Sherwood Anderson was born in Camden, Ohio, in 1876. Anderson’s father, a charismatic Union Army veteran, ran a harness-making business. When that venture failed, he began drinking heavily and was reduced to working a series of low-paying odd jobs for the rest of his life. Anderson ended up shouldering a fair share of the family responsibilities, working so many part-time jobs that he earned the nickname “Jobby.” At about age sixteen, Anderson dropped out of high school and left the family farm for Chicago, where he worked for several years as a manual laborer. He briefly served in the Spanish-American War, and, upon his return to the United States in 1900, he completed his secondary school education.

During the next ten years, Anderson built a solidly middle-class life for himself, working in various business ventures and marrying Cornelia Lane, the daughter of a wealthy businessman, with whom he fathered three children. At night, however, Anderson pursued the literary work that would someday make him famous. The competing demands of his personal, business, and artistic lives took a heavy toll in 1912, when Anderson suffered a mental collapse. After his recovery in 1913, he moved his family to Chicago, where he enjoyed much success as an advertising copywriter and later as an author. In the early 1920s, he left the corporate world, as well as any pretensions he may have had toward a respectably bourgeois life, for good. He divorced Lane in 1916. Before his death in 1941, he would marry three more times, eventually finding love and stability with his fourth wife, Eleanor Copenhaver.

Although his work would play a key role in the development of American fiction in the twentieth century, Anderson did not publish his first book, Windy McPherson’s Son (1916), until he was forty. In subsequent years he wrote across several genres, publishing novels, short fiction, memoirs, and collections of journalism. The 1925 novel Dark Laughter was Anderson’s only bestseller, but the short-story collection Winesburg, Ohio (1919) is far and away his most famous work. A series of linked stories that form a loosely connected novel about the inhabitants of a small Midwestern town, Winesburg, Ohio exemplifies many of the most prominent recurring features of Anderson’s work: characters struggling with the difficulties of small-town life, an emphasis on experiences of loneliness and frustration, and a lyrical writing style that attempted to capture the rhythms of human thought. In 1998, the Modern Library named Winesburg, Ohio one of the one hundred best English language novels of the twentieth century.

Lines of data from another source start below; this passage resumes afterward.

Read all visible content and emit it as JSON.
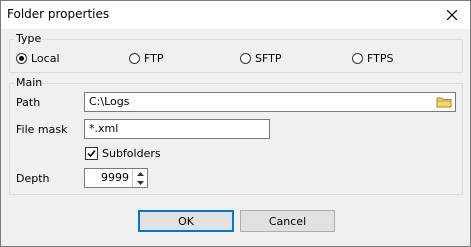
{
  "window": {
    "title": "Folder properties",
    "close_icon": "close-icon"
  },
  "type_group": {
    "label": "Type",
    "options": [
      {
        "label": "Local",
        "selected": true
      },
      {
        "label": "FTP",
        "selected": false
      },
      {
        "label": "SFTP",
        "selected": false
      },
      {
        "label": "FTPS",
        "selected": false
      }
    ]
  },
  "main_group": {
    "label": "Main",
    "path_label": "Path",
    "path_value": "C:\\Logs",
    "browse_icon": "folder-icon",
    "filemask_label": "File mask",
    "filemask_value": "*.xml",
    "subfolders_label": "Subfolders",
    "subfolders_checked": true,
    "depth_label": "Depth",
    "depth_value": "9999"
  },
  "buttons": {
    "ok": "OK",
    "cancel": "Cancel"
  },
  "colors": {
    "accent": "#0078d7",
    "window_bg": "#f0f0f0"
  }
}
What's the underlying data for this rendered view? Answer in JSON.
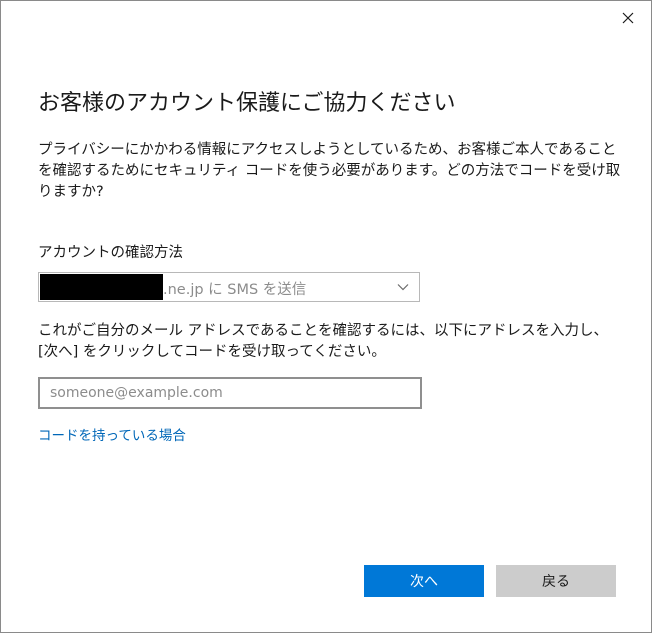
{
  "dialog": {
    "title": "お客様のアカウント保護にご協力ください",
    "description": "プライバシーにかかわる情報にアクセスしようとしているため、お客様ご本人であることを確認するためにセキュリティ コードを使う必要があります。どの方法でコードを受け取りますか?",
    "method_label": "アカウントの確認方法",
    "method_select": {
      "selected_text": ".ne.jp に SMS を送信"
    },
    "instruction": "これがご自分のメール アドレスであることを確認するには、以下にアドレスを入力し、[次へ] をクリックしてコードを受け取ってください。",
    "email_input": {
      "value": "",
      "placeholder": "someone@example.com"
    },
    "have_code_link": "コードを持っている場合",
    "buttons": {
      "next_label": "次へ",
      "back_label": "戻る"
    },
    "icons": {
      "close": "close-icon",
      "dropdown": "chevron-down-icon"
    },
    "colors": {
      "accent": "#0078d7",
      "link": "#0067b8",
      "secondary_button": "#cccccc",
      "redaction": "#000000"
    }
  }
}
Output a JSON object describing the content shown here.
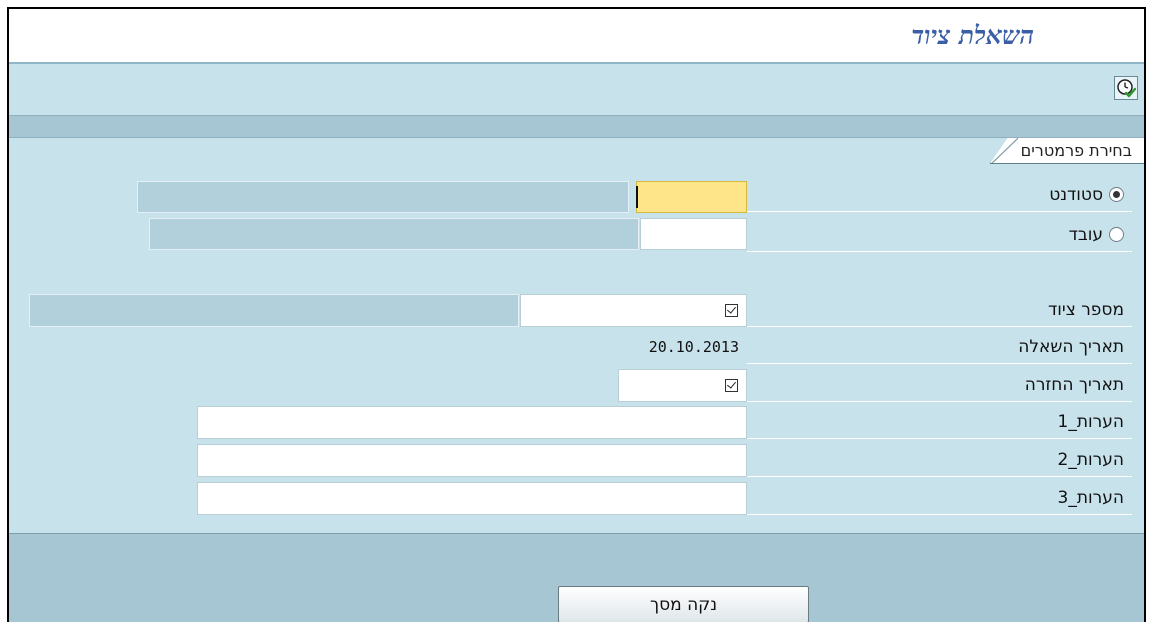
{
  "title": "השאלת ציוד",
  "toolbar": {
    "execute_icon": "execute-clock-check-icon"
  },
  "group": {
    "label": "בחירת פרמטרים"
  },
  "borrower": {
    "student_label": "סטודנט",
    "student_selected": true,
    "employee_label": "עובד",
    "employee_selected": false,
    "student_value": "",
    "employee_value": ""
  },
  "fields": {
    "equipment_number_label": "מספר ציוד",
    "loan_date_label": "תאריך השאלה",
    "loan_date_value": "20.10.2013",
    "return_date_label": "תאריך החזרה",
    "notes1_label": "הערות_1",
    "notes2_label": "הערות_2",
    "notes3_label": "הערות_3"
  },
  "footer": {
    "clear_button_label": "נקה מסך"
  },
  "colors": {
    "background": "#c8e2ec",
    "title": "#3a5fa6",
    "active_field": "#ffe58a",
    "separator": "#a7c6d3"
  }
}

Anderson is generally classified as a realist writer—that is, a writer concerned with representing human life and experiences with as much verisimilitude as possible. He is often grouped with naturalist writers such as Theodore Dreiser and Stephen Crane, who examined the social and scientific forces that shaped and, as the naturalists believed, ultimately determined individual human lives. In the 1910s and 1920s, Anderson became a member of Dreiser’s so-called Chicago Group, joining the ranks of such influential American writers as Edgar Lee Masters and the poet Carl Sandburg. The modernist writer Gertrude Stein also exerted a powerful influence over Anderson, particularly her experimental novel Three Lives (1909). Through Stein, whom he met in Europe in 1924, Anderson met several other towering figures of the modernist movement, including the poets T. S. Eliot and Ezra Pound and the novelist James Joyce. Anderson’s work, in turn, has influenced such important and varied American writers as Ernest Hemingway, William Faulkner, and John Steinbeck.

“Death in the Woods,” the title story of his 1933 anthology of short fiction, is generally considered Anderson’s finest and most characteristic short story. In it, an unnamed narrator is haunted by a memory from his childhood. In an attempt to understand the enigmatic incident, he returns to the story again and again, seeming to circle closer to the truth with each telling. In composing “Death in the Woods,” Anderson went through a similar process. Although the story was published in 1933, Anderson had begun working on it at least seventeen years earlier. A ten-page, typewritten fragment—on the reverse side of which Anderson had drafted a portion of Winesburg, Ohio—sketches out several key elements of “Death in the Woods,” including a narrator who witnesses an eerie scene one snowy, moonlit night involving a pack of dogs who circle around the corpse of a dead woman bearing a pack of food. He completed various other sketches and drafts in the years between the first fragment and final publication.

Anderson himself experienced many of the things that both the narrator and the old woman undergo in “Death in the Woods.” Anderson spent time working as a laborer on the farm of a German man, and he too once had a strange encounter with a pack of dogs on a winter night in a forest. The character of old Mrs. Grimes is based, in part, on Anderson’s own silent, hardworking mother. Although the narrator of the short story is not Anderson himself, the story’s main subject—the ways in which an artist processes disjointed but powerful personal experiences through his art—certainly applies to its author, as well.